<検査時期>
絨毛採取は、妊娠中期に実施される羊水穿刺法に比べて妊娠の早い時期に行うことができるが、外的刺激が胎児奇形発生の誘因となり得る器官形成期が過ぎてから行うほうがよいとされている。
事実、器官形成期間内、すなわち妊娠8週以前に行われた絨毛採取では、出生児に四肢切断といった高度の奇形が高頻度で発生したという報告がある。
また、妊娠12週を過ぎると絨毛膜有毛部は胎盤の形態をとり、子宮腔内の一部に限局するようになるので採取器具が届かないような事例も増えてくる。
これらの点を勘案すると、絨毛採取時期は妊娠9一11週という限られた期間となる。
出生前診断を希望する妊婦にとって、早期にできるということは、胎児が異常であるかどうかといった不安状態に置かれる期間が短くてすむ点では有利であるが、妊娠早期に行われるので流産率は高く、妊娠の安定した中期に行われる羊水穿刺より危険であるとの評価がなされている。
<採取ルート>
絨毛採取部位である絨毛膜有毛部に達するには経腹壁的ルートと経頸管的ルートがある。
ともに超音波ガイド下に採取器具を挿入する。
<危険性>
流産率は、熟練した施設で約2%と報告されている。羊水検査と比べて,流産率が高い.
<適応と禁忌>
絨毛検査の適応は原則的に羊水検査と同じである。
しかし、羊水穿刺と比較すれば手技的に困難であるうえに、頻度的に絨毛採取後の流産率も高いことから、受診者の強い希望がない限り遺伝的にハイリスクの症例が選択されて施行されている。
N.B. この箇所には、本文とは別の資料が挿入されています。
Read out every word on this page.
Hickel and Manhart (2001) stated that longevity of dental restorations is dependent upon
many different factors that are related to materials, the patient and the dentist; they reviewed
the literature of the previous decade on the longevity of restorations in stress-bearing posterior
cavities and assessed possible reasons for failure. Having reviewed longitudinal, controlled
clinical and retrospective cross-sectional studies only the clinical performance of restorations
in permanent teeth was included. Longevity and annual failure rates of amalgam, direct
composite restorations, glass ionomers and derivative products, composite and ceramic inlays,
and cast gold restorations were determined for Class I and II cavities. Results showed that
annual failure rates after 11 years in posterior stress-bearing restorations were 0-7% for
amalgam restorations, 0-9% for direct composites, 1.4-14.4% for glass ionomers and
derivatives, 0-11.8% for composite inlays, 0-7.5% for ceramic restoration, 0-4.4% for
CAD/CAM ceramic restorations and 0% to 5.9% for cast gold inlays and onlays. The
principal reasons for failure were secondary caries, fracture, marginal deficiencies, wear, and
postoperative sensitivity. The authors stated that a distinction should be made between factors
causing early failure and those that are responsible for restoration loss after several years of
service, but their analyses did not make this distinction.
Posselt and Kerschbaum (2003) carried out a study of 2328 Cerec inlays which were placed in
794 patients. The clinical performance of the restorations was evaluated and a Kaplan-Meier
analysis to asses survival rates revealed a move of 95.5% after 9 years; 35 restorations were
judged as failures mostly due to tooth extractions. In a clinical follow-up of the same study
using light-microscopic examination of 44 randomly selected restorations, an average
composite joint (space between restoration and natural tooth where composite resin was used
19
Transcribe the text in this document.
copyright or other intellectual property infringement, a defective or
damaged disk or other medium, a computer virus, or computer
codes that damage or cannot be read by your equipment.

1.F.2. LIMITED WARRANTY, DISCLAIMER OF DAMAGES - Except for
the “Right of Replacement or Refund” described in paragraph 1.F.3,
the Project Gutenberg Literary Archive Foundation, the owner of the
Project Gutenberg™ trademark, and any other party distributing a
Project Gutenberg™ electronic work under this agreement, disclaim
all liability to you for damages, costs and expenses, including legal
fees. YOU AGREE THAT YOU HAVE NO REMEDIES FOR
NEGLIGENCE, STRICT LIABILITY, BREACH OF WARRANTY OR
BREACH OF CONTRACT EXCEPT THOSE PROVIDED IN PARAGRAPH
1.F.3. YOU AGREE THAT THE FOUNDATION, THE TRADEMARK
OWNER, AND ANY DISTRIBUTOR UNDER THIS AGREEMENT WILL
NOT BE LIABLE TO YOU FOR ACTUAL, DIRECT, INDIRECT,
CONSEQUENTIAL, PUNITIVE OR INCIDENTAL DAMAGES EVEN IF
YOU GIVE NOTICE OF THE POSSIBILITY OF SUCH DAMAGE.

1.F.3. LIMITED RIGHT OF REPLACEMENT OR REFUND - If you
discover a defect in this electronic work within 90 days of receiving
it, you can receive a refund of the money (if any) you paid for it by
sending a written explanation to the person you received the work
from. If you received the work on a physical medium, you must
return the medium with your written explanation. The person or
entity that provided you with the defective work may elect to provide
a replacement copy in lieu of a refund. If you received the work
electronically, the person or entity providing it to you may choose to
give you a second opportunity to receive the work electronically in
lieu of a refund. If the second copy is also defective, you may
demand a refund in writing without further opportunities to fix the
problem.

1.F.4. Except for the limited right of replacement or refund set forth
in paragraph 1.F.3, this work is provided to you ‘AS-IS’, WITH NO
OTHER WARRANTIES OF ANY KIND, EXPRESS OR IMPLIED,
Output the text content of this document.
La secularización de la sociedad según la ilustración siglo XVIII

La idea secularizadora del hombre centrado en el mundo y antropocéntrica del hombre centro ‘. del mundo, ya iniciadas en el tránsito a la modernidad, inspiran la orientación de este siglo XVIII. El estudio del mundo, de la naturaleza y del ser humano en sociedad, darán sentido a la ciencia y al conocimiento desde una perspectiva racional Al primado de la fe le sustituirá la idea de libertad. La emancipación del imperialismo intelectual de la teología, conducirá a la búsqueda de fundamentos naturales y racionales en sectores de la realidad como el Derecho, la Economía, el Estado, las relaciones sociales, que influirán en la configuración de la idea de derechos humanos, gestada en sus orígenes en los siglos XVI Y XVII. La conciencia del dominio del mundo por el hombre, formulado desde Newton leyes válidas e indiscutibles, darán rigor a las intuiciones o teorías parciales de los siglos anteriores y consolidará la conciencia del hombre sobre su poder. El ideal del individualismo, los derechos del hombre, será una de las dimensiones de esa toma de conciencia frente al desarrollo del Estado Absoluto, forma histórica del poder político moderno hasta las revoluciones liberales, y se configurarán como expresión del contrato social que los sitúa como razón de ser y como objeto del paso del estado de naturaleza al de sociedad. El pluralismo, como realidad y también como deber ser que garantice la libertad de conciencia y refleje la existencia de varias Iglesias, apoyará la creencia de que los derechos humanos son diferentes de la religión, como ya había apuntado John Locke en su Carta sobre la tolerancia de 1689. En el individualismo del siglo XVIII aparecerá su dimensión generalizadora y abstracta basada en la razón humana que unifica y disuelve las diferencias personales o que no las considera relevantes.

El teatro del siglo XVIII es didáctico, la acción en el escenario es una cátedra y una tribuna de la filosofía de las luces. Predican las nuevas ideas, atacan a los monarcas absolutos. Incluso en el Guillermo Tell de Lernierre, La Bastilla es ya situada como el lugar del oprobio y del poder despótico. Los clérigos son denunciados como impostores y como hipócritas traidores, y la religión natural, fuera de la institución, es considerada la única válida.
さらに、最近では羊水中の胎児浮遊細胞からDNA抽出が比較的容易に行われるようになっており、健常な胎児を検査のために流産させてしまう危険性を考慮すれば、絨毛検査の適応は非常に限られたものになる。
絨毛採取の禁忌は、膣炎・頚管炎などの炎症、切迫流産徴候のある妊婦である。